Alle Macht den Räten !

4. November 1918

Am 4. November stand fest: Die Matrosenbewegung war nicht durch Schüsse zu unterdrücken.
Auf Gouverneur Souchons Hilfegesuch kamen sechs Truppeneinheiten nach Kiel. Jedoch waren einige davon ohne Führung, andere hatten keine Waffengebrauchserlaubnis und die restlichen Truppen wurden entwaffnet. Die ersten Auflösungserscheinungen im Heer zeigten sich deutlich. Das Reichsmarineamt sah ein, daß ein weiteres militärisches Eingreifen keinen Erfolg bringen würde.

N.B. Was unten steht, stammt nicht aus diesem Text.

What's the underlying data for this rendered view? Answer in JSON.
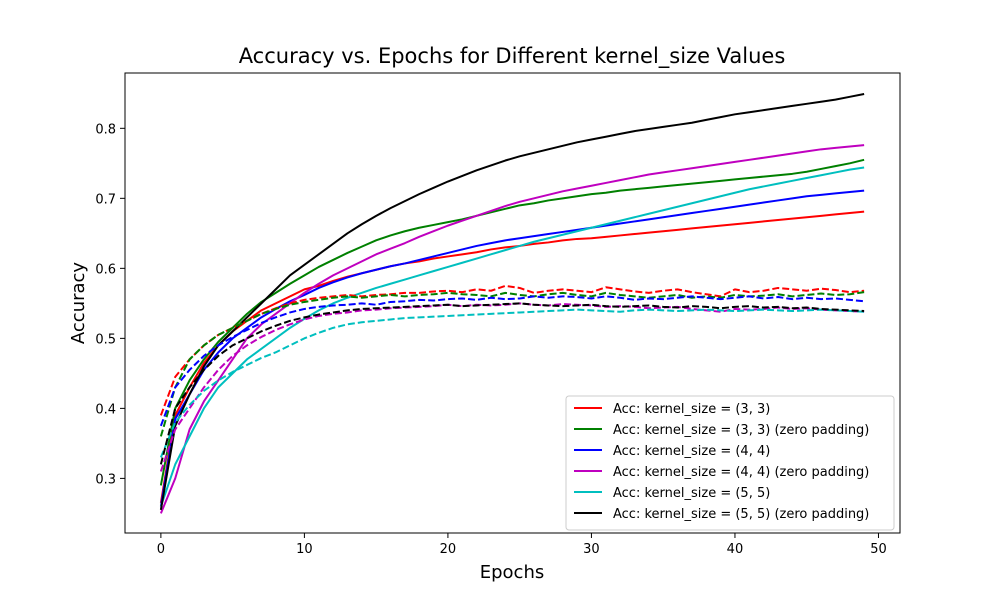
{
  "chart_data": {
    "type": "line",
    "title": "Accuracy vs. Epochs for Different kernel_size Values",
    "xlabel": "Epochs",
    "ylabel": "Accuracy",
    "xlim": [
      -2.5,
      51.5
    ],
    "ylim": [
      0.222,
      0.879
    ],
    "xticks": [
      0,
      10,
      20,
      30,
      40,
      50
    ],
    "yticks": [
      0.3,
      0.4,
      0.5,
      0.6,
      0.7,
      0.8
    ],
    "grid": false,
    "legend_position": "lower-right",
    "x": [
      0,
      1,
      2,
      3,
      4,
      5,
      6,
      7,
      8,
      9,
      10,
      11,
      12,
      13,
      14,
      15,
      16,
      17,
      18,
      19,
      20,
      21,
      22,
      23,
      24,
      25,
      26,
      27,
      28,
      29,
      30,
      31,
      32,
      33,
      34,
      35,
      36,
      37,
      38,
      39,
      40,
      41,
      42,
      43,
      44,
      45,
      46,
      47,
      48,
      49
    ],
    "series": [
      {
        "name": "Acc: kernel_size = (3, 3)",
        "color": "#ff0000",
        "style": "solid",
        "values": [
          0.265,
          0.39,
          0.43,
          0.465,
          0.49,
          0.51,
          0.525,
          0.54,
          0.55,
          0.56,
          0.57,
          0.575,
          0.582,
          0.588,
          0.593,
          0.598,
          0.603,
          0.607,
          0.61,
          0.614,
          0.617,
          0.62,
          0.623,
          0.627,
          0.63,
          0.632,
          0.635,
          0.637,
          0.64,
          0.642,
          0.643,
          0.645,
          0.647,
          0.649,
          0.651,
          0.653,
          0.655,
          0.657,
          0.659,
          0.661,
          0.663,
          0.665,
          0.667,
          0.669,
          0.671,
          0.673,
          0.675,
          0.677,
          0.679,
          0.681
        ]
      },
      {
        "name": "Acc: kernel_size = (3, 3) (zero padding)",
        "color": "#008000",
        "style": "solid",
        "values": [
          0.29,
          0.4,
          0.44,
          0.47,
          0.495,
          0.515,
          0.535,
          0.552,
          0.565,
          0.578,
          0.59,
          0.602,
          0.612,
          0.622,
          0.631,
          0.64,
          0.647,
          0.653,
          0.658,
          0.662,
          0.666,
          0.67,
          0.675,
          0.68,
          0.685,
          0.69,
          0.693,
          0.697,
          0.7,
          0.703,
          0.706,
          0.708,
          0.711,
          0.713,
          0.715,
          0.717,
          0.719,
          0.721,
          0.723,
          0.725,
          0.727,
          0.729,
          0.731,
          0.733,
          0.735,
          0.738,
          0.742,
          0.746,
          0.75,
          0.755
        ]
      },
      {
        "name": "Acc: kernel_size = (4, 4)",
        "color": "#0000ff",
        "style": "solid",
        "values": [
          0.26,
          0.385,
          0.42,
          0.455,
          0.48,
          0.5,
          0.515,
          0.53,
          0.542,
          0.553,
          0.562,
          0.572,
          0.58,
          0.587,
          0.593,
          0.598,
          0.603,
          0.607,
          0.612,
          0.617,
          0.622,
          0.627,
          0.632,
          0.636,
          0.64,
          0.643,
          0.646,
          0.649,
          0.652,
          0.655,
          0.658,
          0.661,
          0.664,
          0.667,
          0.67,
          0.673,
          0.676,
          0.679,
          0.682,
          0.685,
          0.688,
          0.691,
          0.694,
          0.697,
          0.7,
          0.703,
          0.705,
          0.707,
          0.709,
          0.711
        ]
      },
      {
        "name": "Acc: kernel_size = (4, 4) (zero padding)",
        "color": "#bf00bf",
        "style": "solid",
        "values": [
          0.25,
          0.3,
          0.37,
          0.41,
          0.44,
          0.47,
          0.5,
          0.52,
          0.535,
          0.55,
          0.565,
          0.578,
          0.59,
          0.6,
          0.61,
          0.62,
          0.628,
          0.636,
          0.645,
          0.653,
          0.661,
          0.668,
          0.675,
          0.682,
          0.689,
          0.695,
          0.7,
          0.705,
          0.71,
          0.714,
          0.718,
          0.722,
          0.726,
          0.73,
          0.734,
          0.737,
          0.74,
          0.743,
          0.746,
          0.749,
          0.752,
          0.755,
          0.758,
          0.761,
          0.764,
          0.767,
          0.77,
          0.772,
          0.774,
          0.776
        ]
      },
      {
        "name": "Acc: kernel_size = (5, 5)",
        "color": "#00bfbf",
        "style": "solid",
        "values": [
          0.26,
          0.32,
          0.36,
          0.4,
          0.43,
          0.45,
          0.47,
          0.485,
          0.5,
          0.515,
          0.528,
          0.54,
          0.55,
          0.558,
          0.565,
          0.572,
          0.578,
          0.584,
          0.59,
          0.596,
          0.602,
          0.608,
          0.614,
          0.62,
          0.626,
          0.632,
          0.638,
          0.643,
          0.648,
          0.653,
          0.658,
          0.663,
          0.668,
          0.673,
          0.678,
          0.683,
          0.688,
          0.693,
          0.698,
          0.703,
          0.708,
          0.713,
          0.717,
          0.721,
          0.725,
          0.729,
          0.733,
          0.737,
          0.741,
          0.744
        ]
      },
      {
        "name": "Acc: kernel_size = (5, 5) (zero padding)",
        "color": "#000000",
        "style": "solid",
        "values": [
          0.255,
          0.375,
          0.42,
          0.46,
          0.49,
          0.51,
          0.53,
          0.55,
          0.57,
          0.59,
          0.605,
          0.62,
          0.635,
          0.65,
          0.663,
          0.675,
          0.686,
          0.696,
          0.706,
          0.715,
          0.724,
          0.732,
          0.74,
          0.747,
          0.754,
          0.76,
          0.765,
          0.77,
          0.775,
          0.78,
          0.784,
          0.788,
          0.792,
          0.796,
          0.799,
          0.802,
          0.805,
          0.808,
          0.812,
          0.816,
          0.82,
          0.823,
          0.826,
          0.829,
          0.832,
          0.835,
          0.838,
          0.841,
          0.845,
          0.849
        ]
      },
      {
        "name": "",
        "color": "#ff0000",
        "style": "dashed",
        "values": [
          0.39,
          0.445,
          0.47,
          0.49,
          0.505,
          0.515,
          0.525,
          0.535,
          0.543,
          0.55,
          0.555,
          0.558,
          0.56,
          0.562,
          0.56,
          0.562,
          0.563,
          0.565,
          0.565,
          0.567,
          0.568,
          0.566,
          0.57,
          0.568,
          0.575,
          0.572,
          0.565,
          0.568,
          0.57,
          0.568,
          0.566,
          0.573,
          0.57,
          0.567,
          0.565,
          0.568,
          0.57,
          0.566,
          0.563,
          0.56,
          0.57,
          0.566,
          0.568,
          0.572,
          0.57,
          0.568,
          0.571,
          0.569,
          0.566,
          0.568
        ]
      },
      {
        "name": "",
        "color": "#008000",
        "style": "dashed",
        "values": [
          0.36,
          0.43,
          0.47,
          0.49,
          0.505,
          0.515,
          0.525,
          0.535,
          0.542,
          0.548,
          0.552,
          0.555,
          0.558,
          0.56,
          0.558,
          0.56,
          0.562,
          0.56,
          0.562,
          0.563,
          0.565,
          0.563,
          0.562,
          0.56,
          0.565,
          0.562,
          0.56,
          0.563,
          0.565,
          0.562,
          0.56,
          0.565,
          0.562,
          0.56,
          0.558,
          0.56,
          0.562,
          0.558,
          0.56,
          0.558,
          0.562,
          0.56,
          0.561,
          0.563,
          0.56,
          0.562,
          0.564,
          0.562,
          0.563,
          0.566
        ]
      },
      {
        "name": "",
        "color": "#0000ff",
        "style": "dashed",
        "values": [
          0.375,
          0.43,
          0.455,
          0.475,
          0.49,
          0.502,
          0.512,
          0.522,
          0.53,
          0.537,
          0.542,
          0.545,
          0.547,
          0.548,
          0.55,
          0.548,
          0.552,
          0.553,
          0.555,
          0.554,
          0.556,
          0.557,
          0.555,
          0.558,
          0.556,
          0.557,
          0.56,
          0.558,
          0.56,
          0.559,
          0.557,
          0.56,
          0.558,
          0.555,
          0.557,
          0.556,
          0.558,
          0.56,
          0.558,
          0.556,
          0.558,
          0.56,
          0.557,
          0.559,
          0.556,
          0.558,
          0.556,
          0.557,
          0.555,
          0.553
        ]
      },
      {
        "name": "",
        "color": "#bf00bf",
        "style": "dashed",
        "values": [
          0.31,
          0.37,
          0.4,
          0.43,
          0.455,
          0.475,
          0.49,
          0.502,
          0.512,
          0.52,
          0.527,
          0.532,
          0.535,
          0.537,
          0.54,
          0.541,
          0.543,
          0.544,
          0.545,
          0.546,
          0.548,
          0.546,
          0.548,
          0.547,
          0.548,
          0.55,
          0.548,
          0.547,
          0.549,
          0.548,
          0.547,
          0.545,
          0.546,
          0.545,
          0.543,
          0.544,
          0.545,
          0.542,
          0.54,
          0.538,
          0.542,
          0.541,
          0.542,
          0.544,
          0.542,
          0.543,
          0.541,
          0.54,
          0.539,
          0.538
        ]
      },
      {
        "name": "",
        "color": "#00bfbf",
        "style": "dashed",
        "values": [
          0.33,
          0.38,
          0.405,
          0.425,
          0.44,
          0.452,
          0.462,
          0.472,
          0.48,
          0.49,
          0.5,
          0.508,
          0.515,
          0.52,
          0.523,
          0.525,
          0.527,
          0.529,
          0.53,
          0.531,
          0.532,
          0.533,
          0.534,
          0.535,
          0.536,
          0.537,
          0.538,
          0.539,
          0.54,
          0.541,
          0.54,
          0.539,
          0.538,
          0.54,
          0.541,
          0.54,
          0.539,
          0.54,
          0.541,
          0.54,
          0.539,
          0.54,
          0.541,
          0.54,
          0.539,
          0.54,
          0.541,
          0.54,
          0.539,
          0.538
        ]
      },
      {
        "name": "",
        "color": "#000000",
        "style": "dashed",
        "values": [
          0.32,
          0.4,
          0.43,
          0.455,
          0.475,
          0.49,
          0.5,
          0.51,
          0.518,
          0.525,
          0.53,
          0.534,
          0.537,
          0.54,
          0.542,
          0.543,
          0.544,
          0.545,
          0.546,
          0.547,
          0.548,
          0.546,
          0.547,
          0.548,
          0.549,
          0.55,
          0.548,
          0.547,
          0.546,
          0.547,
          0.548,
          0.546,
          0.545,
          0.546,
          0.547,
          0.545,
          0.544,
          0.546,
          0.545,
          0.543,
          0.545,
          0.546,
          0.544,
          0.545,
          0.543,
          0.544,
          0.542,
          0.541,
          0.54,
          0.539
        ]
      }
    ]
  }
}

Am frühen Morgen des 4. November gab es vereinzelte Unruhen. So drangen gegen 8.00 Uhr früh 75 bewaffnete Matrosen in eine Kaserne in der Prüne ein und erbeuteten Munition und Waffen. Im Laufe des Tages solidarisierte sich die Arbeiterschaft der Germaniawerft und der Torpedowerkstatt zunehmend mit den Matrosen. Um 13.00 Uhr schloß sich die 1.Torpedo-Division, die in der Wik stationiert war, der Bewegung an, ebenso die Werft- und U-Boot- Division.
Am Spätnachmittag des 4.November war kaum noch eine Kompanie in Kiel intakt.
Die Macht lag eindeutig in den Händen der aufständischen Matrosen.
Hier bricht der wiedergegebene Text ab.